The clinical task we are faced with is not an abstract exercise in the variable potencies of different opioid molecules averaged across the human population, instead it’s a practical task of How do I safely switch this patient’s opioids? Safely means two things here: that the patient does not have significant sedation from the switch nor a major worsening of their pain. I do think what I’m arguing here is more than semantics—that going from equianalgesia to ‘methods of safe switching’ is not just me renaming it. It is a significant conceptual frame shift in this critical and common.

Using a concept like ‘equianalgesia’ promotes this idea that there’s a “right answer” to the question of “If I’m switching someone from 100 mg of morphine in a day to IV hydromorphone how much hydromorphone do I prescribe?”

My proposal is there isn’t a right answer. It is not a helpful goal or concept and we need to move onto the more salient task of switching safely. That framework focuses us on a practical clinical task. From talking to colleagues, many of us who prescribe methadone and buprenorphine long ago moved on from any idea that it was our task to somehow divine the ‘equianalgesic’ dose of methadone from another opioid.

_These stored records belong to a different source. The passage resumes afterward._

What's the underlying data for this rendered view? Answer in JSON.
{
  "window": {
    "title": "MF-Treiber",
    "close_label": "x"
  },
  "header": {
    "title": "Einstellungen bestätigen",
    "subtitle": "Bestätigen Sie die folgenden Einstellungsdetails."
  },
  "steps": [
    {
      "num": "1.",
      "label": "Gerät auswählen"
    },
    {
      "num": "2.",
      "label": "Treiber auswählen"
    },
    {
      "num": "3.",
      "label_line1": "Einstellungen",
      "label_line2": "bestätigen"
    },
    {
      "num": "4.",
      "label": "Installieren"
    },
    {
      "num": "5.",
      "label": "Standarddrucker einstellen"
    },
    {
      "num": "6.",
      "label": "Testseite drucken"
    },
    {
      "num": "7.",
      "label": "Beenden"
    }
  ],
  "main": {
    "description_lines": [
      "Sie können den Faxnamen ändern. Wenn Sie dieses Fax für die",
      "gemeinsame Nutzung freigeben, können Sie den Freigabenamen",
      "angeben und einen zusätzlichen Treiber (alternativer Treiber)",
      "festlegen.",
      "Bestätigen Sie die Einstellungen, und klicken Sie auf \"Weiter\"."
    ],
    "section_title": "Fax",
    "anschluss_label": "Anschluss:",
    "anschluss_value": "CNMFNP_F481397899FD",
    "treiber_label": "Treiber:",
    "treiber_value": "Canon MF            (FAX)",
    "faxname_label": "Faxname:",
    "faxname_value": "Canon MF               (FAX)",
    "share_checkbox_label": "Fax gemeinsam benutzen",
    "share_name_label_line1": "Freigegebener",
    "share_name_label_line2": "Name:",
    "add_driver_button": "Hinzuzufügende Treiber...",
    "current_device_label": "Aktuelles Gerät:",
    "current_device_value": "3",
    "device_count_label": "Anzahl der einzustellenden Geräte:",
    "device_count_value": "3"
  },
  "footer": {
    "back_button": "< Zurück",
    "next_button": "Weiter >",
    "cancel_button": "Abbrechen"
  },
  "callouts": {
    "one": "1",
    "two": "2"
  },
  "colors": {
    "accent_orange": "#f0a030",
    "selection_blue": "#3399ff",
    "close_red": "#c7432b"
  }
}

Instead, we have a protocol to make the switch, the protocol works (‘is safe’), all is well with the world. My proposal here is that this is how we conceptualize all opioid conversions.

3) We must start emphasizing that the absolute dose of opioids involved matters for safe switching.

Stepping back from the finer points of what conversion ratios we should be using for opioids—honestly, if what you’re talking about is doses in the range, say, of 40 mg of oral morphine, I don’t really think it matters what ratios you use to switch. Frankly, it probably doesn’t matter much if you reduce further for safety or not.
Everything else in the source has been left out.